Cloud computing assuages the initial investment required to set up hardware, software and networking equipment, and also reduces maintenance costs. It allows for dynamic scaling, such that computing capacity can be increased or decreased as required. Clouds also avoid common problems such as poor network connection or hardware failure since they distribute work across multiple computers. Further, cloud computing can reduce the cost of running applications with lower access rates, since cloud servers can be automatically started on request, or stopped after certain duration of idleness, hence reducing the duration of resource usage.
Cloud usage in collaborative research
Cloud computing can support collaborations between institutes and businesses. It can provide a platform for communicating and exchanging ideas, thus helping organisations of all sizes to work together and beyond their individual boundaries.

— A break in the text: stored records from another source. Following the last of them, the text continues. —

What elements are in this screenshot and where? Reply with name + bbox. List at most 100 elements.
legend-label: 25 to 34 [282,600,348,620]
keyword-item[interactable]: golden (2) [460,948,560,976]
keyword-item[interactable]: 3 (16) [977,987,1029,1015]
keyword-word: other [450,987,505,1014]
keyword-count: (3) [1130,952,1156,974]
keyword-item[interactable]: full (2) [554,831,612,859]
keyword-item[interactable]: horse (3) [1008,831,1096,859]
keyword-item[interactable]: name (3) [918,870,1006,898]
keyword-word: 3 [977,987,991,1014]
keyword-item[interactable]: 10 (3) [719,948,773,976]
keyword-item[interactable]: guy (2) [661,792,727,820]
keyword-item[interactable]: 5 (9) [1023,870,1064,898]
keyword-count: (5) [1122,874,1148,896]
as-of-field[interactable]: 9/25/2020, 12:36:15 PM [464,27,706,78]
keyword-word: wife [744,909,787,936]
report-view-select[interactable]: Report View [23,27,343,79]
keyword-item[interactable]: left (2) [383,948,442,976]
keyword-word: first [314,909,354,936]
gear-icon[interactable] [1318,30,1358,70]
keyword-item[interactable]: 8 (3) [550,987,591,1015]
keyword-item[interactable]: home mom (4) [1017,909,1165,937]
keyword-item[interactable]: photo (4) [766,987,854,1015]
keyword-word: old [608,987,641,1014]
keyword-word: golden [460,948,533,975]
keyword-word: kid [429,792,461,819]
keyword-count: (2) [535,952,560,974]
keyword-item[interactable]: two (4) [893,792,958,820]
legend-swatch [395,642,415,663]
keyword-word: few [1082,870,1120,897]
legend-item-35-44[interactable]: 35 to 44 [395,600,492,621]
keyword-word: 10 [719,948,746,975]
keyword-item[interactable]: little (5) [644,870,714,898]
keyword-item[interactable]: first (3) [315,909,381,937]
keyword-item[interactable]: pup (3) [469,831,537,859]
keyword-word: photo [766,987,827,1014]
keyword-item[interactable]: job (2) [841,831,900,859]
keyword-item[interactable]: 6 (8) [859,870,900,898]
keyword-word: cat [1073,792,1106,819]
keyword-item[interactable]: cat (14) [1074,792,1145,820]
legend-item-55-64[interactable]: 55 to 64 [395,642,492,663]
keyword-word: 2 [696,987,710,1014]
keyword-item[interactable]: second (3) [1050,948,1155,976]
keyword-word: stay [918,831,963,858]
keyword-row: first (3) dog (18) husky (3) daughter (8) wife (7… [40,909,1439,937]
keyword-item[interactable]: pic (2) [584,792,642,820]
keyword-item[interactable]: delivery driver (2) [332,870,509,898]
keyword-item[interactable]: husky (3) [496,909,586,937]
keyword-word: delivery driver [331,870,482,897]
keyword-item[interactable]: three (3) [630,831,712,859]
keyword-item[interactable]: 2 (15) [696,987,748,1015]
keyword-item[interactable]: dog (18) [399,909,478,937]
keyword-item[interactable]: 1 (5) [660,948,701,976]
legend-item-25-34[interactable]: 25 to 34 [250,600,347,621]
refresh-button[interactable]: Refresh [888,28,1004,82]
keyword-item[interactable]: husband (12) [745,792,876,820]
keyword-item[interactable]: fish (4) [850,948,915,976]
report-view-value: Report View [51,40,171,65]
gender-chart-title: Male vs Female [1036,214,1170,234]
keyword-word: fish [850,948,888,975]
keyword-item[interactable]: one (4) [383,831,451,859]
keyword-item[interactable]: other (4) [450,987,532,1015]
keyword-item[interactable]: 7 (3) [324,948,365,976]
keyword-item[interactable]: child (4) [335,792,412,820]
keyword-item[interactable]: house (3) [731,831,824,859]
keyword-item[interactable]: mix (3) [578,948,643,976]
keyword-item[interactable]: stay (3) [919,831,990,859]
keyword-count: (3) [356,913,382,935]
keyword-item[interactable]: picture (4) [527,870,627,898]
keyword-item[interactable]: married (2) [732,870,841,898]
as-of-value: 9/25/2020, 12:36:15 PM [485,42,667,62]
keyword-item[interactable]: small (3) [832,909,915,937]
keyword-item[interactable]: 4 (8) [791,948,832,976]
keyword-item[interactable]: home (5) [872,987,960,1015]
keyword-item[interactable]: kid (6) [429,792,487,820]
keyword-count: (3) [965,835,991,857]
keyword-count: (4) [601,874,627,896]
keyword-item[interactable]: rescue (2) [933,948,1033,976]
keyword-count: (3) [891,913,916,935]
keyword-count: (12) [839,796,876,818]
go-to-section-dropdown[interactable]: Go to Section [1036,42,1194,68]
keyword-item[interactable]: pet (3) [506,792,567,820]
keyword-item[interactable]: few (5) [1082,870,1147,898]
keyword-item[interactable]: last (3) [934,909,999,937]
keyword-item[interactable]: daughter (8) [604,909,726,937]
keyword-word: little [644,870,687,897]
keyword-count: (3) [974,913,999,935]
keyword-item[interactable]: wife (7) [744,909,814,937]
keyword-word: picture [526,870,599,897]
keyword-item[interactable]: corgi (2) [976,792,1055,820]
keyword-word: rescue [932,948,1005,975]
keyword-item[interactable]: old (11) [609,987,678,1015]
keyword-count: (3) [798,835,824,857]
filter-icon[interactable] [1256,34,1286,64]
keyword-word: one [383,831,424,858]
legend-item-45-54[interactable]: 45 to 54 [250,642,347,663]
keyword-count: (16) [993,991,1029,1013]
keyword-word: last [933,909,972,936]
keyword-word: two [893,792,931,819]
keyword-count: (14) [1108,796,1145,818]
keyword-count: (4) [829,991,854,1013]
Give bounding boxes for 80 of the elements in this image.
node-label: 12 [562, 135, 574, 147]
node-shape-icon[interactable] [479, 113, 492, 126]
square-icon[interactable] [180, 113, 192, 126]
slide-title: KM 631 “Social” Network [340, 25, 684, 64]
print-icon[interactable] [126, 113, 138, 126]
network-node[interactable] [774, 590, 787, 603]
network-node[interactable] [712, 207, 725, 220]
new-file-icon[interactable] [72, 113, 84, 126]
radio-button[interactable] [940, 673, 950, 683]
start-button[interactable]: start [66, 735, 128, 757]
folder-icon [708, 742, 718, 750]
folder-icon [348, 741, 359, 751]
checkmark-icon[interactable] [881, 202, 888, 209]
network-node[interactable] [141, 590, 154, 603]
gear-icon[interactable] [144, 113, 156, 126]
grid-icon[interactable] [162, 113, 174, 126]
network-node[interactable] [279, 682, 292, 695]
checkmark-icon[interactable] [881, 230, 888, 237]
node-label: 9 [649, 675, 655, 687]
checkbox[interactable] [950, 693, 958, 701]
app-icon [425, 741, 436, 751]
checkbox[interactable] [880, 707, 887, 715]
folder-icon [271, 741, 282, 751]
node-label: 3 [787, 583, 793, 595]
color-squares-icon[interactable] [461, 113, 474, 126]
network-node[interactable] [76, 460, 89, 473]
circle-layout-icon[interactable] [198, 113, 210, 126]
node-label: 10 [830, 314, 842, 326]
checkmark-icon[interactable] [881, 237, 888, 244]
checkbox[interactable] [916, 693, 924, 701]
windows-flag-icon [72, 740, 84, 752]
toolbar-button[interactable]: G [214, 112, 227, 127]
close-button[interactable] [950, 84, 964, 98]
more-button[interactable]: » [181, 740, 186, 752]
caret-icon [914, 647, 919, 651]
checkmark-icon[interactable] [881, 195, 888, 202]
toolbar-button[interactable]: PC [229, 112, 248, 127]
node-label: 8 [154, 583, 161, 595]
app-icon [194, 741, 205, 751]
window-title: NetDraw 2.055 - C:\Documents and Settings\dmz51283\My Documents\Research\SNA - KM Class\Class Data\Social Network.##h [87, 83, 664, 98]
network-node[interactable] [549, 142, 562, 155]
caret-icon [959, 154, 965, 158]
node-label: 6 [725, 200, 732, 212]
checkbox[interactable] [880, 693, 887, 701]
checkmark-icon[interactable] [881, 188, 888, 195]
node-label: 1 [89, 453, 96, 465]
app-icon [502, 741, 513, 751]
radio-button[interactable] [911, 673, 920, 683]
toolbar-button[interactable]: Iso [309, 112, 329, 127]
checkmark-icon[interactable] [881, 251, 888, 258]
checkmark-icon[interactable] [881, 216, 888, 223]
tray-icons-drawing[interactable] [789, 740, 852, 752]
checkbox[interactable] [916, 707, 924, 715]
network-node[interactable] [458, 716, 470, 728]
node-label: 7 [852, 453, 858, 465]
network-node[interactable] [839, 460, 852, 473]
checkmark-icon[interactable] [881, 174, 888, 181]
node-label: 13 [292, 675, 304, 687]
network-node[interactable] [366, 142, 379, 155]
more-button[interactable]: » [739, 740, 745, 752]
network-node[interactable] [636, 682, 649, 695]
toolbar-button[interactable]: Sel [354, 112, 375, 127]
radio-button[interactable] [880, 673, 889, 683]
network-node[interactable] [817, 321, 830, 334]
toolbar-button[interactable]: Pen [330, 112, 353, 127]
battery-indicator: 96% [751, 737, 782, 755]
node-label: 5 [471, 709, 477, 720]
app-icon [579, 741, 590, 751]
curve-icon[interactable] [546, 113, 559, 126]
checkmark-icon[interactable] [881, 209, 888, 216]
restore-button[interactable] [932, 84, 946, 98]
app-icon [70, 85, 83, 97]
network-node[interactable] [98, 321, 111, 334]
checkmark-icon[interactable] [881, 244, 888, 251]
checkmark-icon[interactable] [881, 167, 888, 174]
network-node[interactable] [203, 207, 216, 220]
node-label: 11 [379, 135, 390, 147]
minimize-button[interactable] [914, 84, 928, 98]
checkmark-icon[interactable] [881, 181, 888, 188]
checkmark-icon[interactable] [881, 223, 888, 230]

For example, according to a Reuters’ article, Sogeti Groups, a leading provider of IT services, used ‘IBM idea factory for cloud computing’ to run the first collaborative brainstorming session of its kind.
In collaborative research, clouds also permit collaborative development and/or testing, allowing each of the collaborators to access the product centrally, without keeping multiple copies at each location. For example, TCS Innovation Labs is working with a research partner to create an advanced visualization portal for social video documentaries. While TCS has been responsible for technology, its partner has been responsible for content creation. A convenient approach has been to provide a set of powerful content creation and visualization tools on a shared server, accessible to both. Amazon Web Services (AWS) was selected as the platform for this, providing cheap storage costs and dynamic scalability of processing power and storage; this allowed the incremental addition of content and sophisticated video processing tools, without requiring upfront capital investment from either partner. Another advantage of such shared environments is the speed of content ingestion and technology feedback. Clouds also reduce the costs of travelling to meet partners, and facilitate remote and mobile operations.
What does the future hold?
Cloud computing is evolving and is predicted to have a great future. We can expect partnerships between different companies to add a new dimension to cloud services. For instance, Yahoo and TATA Computational Research Laboratories (CRL) recently announced an agreement to jointly support cloud computing research in India: CRL’s supercomputer ‘EKA’ (the world’s fourth fastest supercomputer) will run Yahoo’s open-source distributed computing software to support data intensive computations.
However questions still remain regarding cloud’s data security. Currently, there is no provision for inter-cloud operability of an application; such a feature would allow users of a single application to choose between various services from different providers. With the evolution of cloud we can expect the present services to grow, with many new and attractive features enhancing cloud computing as an e-infrastructure for research and business solutions.